No business finds success without overcoming a hurdle or two.
Just take North Bay Brewery as an example. In 2010, craft beer enthusiasts James Holt, Robert Watkins, and Ron Holt created a brewery-tour company that quickly grew into a thriving venture. But when it came to scaling their operations, they found it challenging to sustain the same level of success.
So if you're ever stuck in a rut or facing a problem that you're not quite sure how to solve, just remember — the best small businesses have been in this exact scenario. Perseverance and creative problem-solving are key. The following stories from North Bay Brewery Tours, wildlife tour operator Point Reyes Safaris, and food experience merchant Chow SF showcase why.
1. The struggles of scaling
"When we started, Rob, Ronnie, and I were able to be on every single outing that our bus made," says James of North Bay Brewery Tours. "Since we were utilizing our personal experience and contacts in the beer industry, we knew that having one of us on board would make for an educational and fun tour."
But as the popularity of the business continued to grow, James, Robert, and Ron found themselves in a dilemma: they needed to grow the company and hire more employees, while also maintaining the same level of quality and experience they'd been personally providing.
"Our headache grew when it first became a reality that logistically, we would need to teach others to become rockstar tour guides," says Holt. But they worried: "How do you teach someone to know the people we know, share the knowledge and jokes and stories we want our customers to hear, and keep groups entertained, served, and safe?"

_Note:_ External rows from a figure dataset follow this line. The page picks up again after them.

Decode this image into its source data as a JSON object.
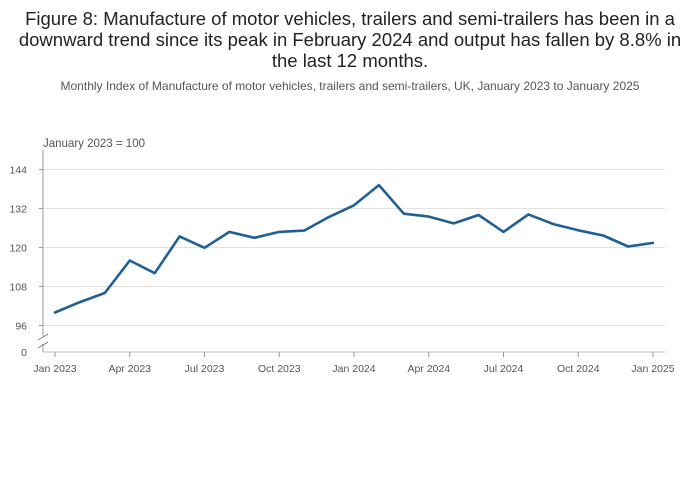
{
  "chart_data": {
    "type": "line",
    "title": "Figure 8: Manufacture of motor vehicles, trailers and semi-trailers has been in a downward trend since its peak in February 2024 and output has fallen by 8.8% in the last 12 months.",
    "subtitle": "Monthly Index of Manufacture of motor vehicles, trailers and semi-trailers, UK, January 2023 to January 2025",
    "annotation": "January 2023 = 100",
    "xlabel": "",
    "ylabel": "",
    "grid": true,
    "axis_break": true,
    "ylim": [
      90,
      150
    ],
    "y_ticks": [
      96,
      108,
      120,
      132,
      144
    ],
    "y_zero_label": "0",
    "x_tick_labels": [
      "Jan 2023",
      "Apr 2023",
      "Jul 2023",
      "Oct 2023",
      "Jan 2024",
      "Apr 2024",
      "Jul 2024",
      "Oct 2024",
      "Jan 2025"
    ],
    "x_tick_indices": [
      0,
      3,
      6,
      9,
      12,
      15,
      18,
      21,
      24
    ],
    "series": [
      {
        "name": "Manufacture of motor vehicles, trailers and semi-trailers",
        "color": "#206095",
        "x": [
          "Jan 2023",
          "Feb 2023",
          "Mar 2023",
          "Apr 2023",
          "May 2023",
          "Jun 2023",
          "Jul 2023",
          "Aug 2023",
          "Sep 2023",
          "Oct 2023",
          "Nov 2023",
          "Dec 2023",
          "Jan 2024",
          "Feb 2024",
          "Mar 2024",
          "Apr 2024",
          "May 2024",
          "Jun 2024",
          "Jul 2024",
          "Aug 2024",
          "Sep 2024",
          "Oct 2024",
          "Nov 2024",
          "Dec 2024",
          "Jan 2025"
        ],
        "values": [
          100.0,
          103.2,
          106.0,
          116.0,
          112.1,
          123.4,
          119.9,
          124.8,
          123.0,
          124.8,
          125.2,
          129.4,
          133.0,
          139.2,
          130.4,
          129.5,
          127.4,
          130.0,
          124.8,
          130.2,
          127.2,
          125.3,
          123.7,
          120.3,
          121.4
        ]
      }
    ]
  }
}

Their solution: scaling slowly. The team started by hiring friends and acquaintances in the industry. Over time, the company created a training and on-boarding process to help new team members learn quickly. And it paid off. "They all found a unique voice and perspective," says Holt. "Every tour is a truly unique and different experience, and the number of return customers we see is a testament to that," says James.
Focus on empowering your employees. Give them some freedom to take the reigns and let their personalities shine. Hire a passionate and dedicated team, and give them a chance to lead. To preserve the quality of your experiences and brand as you scale up, consider creating the following tools:
- A training manual and on-boarding process for new hires.
- A one-pager about the history of your business and how it all began to get new hires up to speed. (They should be prepared in case a customer asks.)
- A "cheat sheet" with fun facts for new tour guides to share.
- A customer feedback survey that new guides can use to guide their learning processes.
2. The ability to embrace unpredictable conditions without stressing
Wildlife photographer and tour operator Daniel Dietrich has spent years perfecting his wildlife tour — understanding animal patterns related to hunting, grazing, and sleeping. "Wildlife is unpredictable," says Dietrich, owner of Point Reyes Safaris. "There is no schedule. So there is always that nervousness before each safari. I think I will always have that nervousness."
Even though he "does his homework," he's still nervous about each and every tour. But Dietrich explains that the best solution for this nervousness is confidence in his passion, capabilities, and work. He has spent years of his life getting to know the wildlife in Point Reyes Park and remains committed to nature — he will never use bait, lures, calls, or any other method of manipulating an animal.
"I've put in an incredible amount of time understanding the wildlife my clients hope will see," says Dietrich. "And so far, so great."
There will always be unpredictability for outdoor businesses. Be prepared by taking these steps:
- Have customers sign waivers, and let them know if there's a chance that a tour will be canceled.
- Create a back-up plan (if possible).
- Establishing a network of partners and fellow tour operators. In case bad weather or conditions force you to cancel, you can offer your customers a referral to another opportunity.
3. Acquiring customers and making sure every empty seat is filled
When Andrew Friedland and his team launched Chow SF, an upscale cooking class in San Francisco, he thought it would be easy to fill classes of 40+ people. But despite investing heavily in promotional programs when Chow SF launched in early 2015, customers weren't coming.
"Based on all my previous experiences and my team's market intelligence, I was confident that there was pent-up demand for upscale chocolate and cheese-making classes," says Andrew. "We have a value proposition that no other cooking course can offer in that we work with chefs who are renowned in their fields."
Instead of giving up in frustration, Andrew and his team decided to streamline their customer acquisition process. Rather than making multiple direct sales, the team is now finding opportunities to drive more sign-ups from fewer sales. In addition to featuring his classes on ZOZI's consumer platform, the company drives sales through private groups and corporate team-building events.
"In starting a company from scratch and with limited resources, it's very challenging to get the word out and drive demand," says Andrew. "We have to be as smart about our sales as possible."
If you're struggling with customer acquisition, here are a few tactics you can try:
- Partner with a local tourism board.
- Target companies or groups rather than individual consumers.
If you have something to worry about, you're on the right path. All successful businesses face challenges — and these moments will only make you stronger. Rely on the experiences of others to learn as you go. Focus on learning and implementing solutions. So long as you're growing, you'll be successful.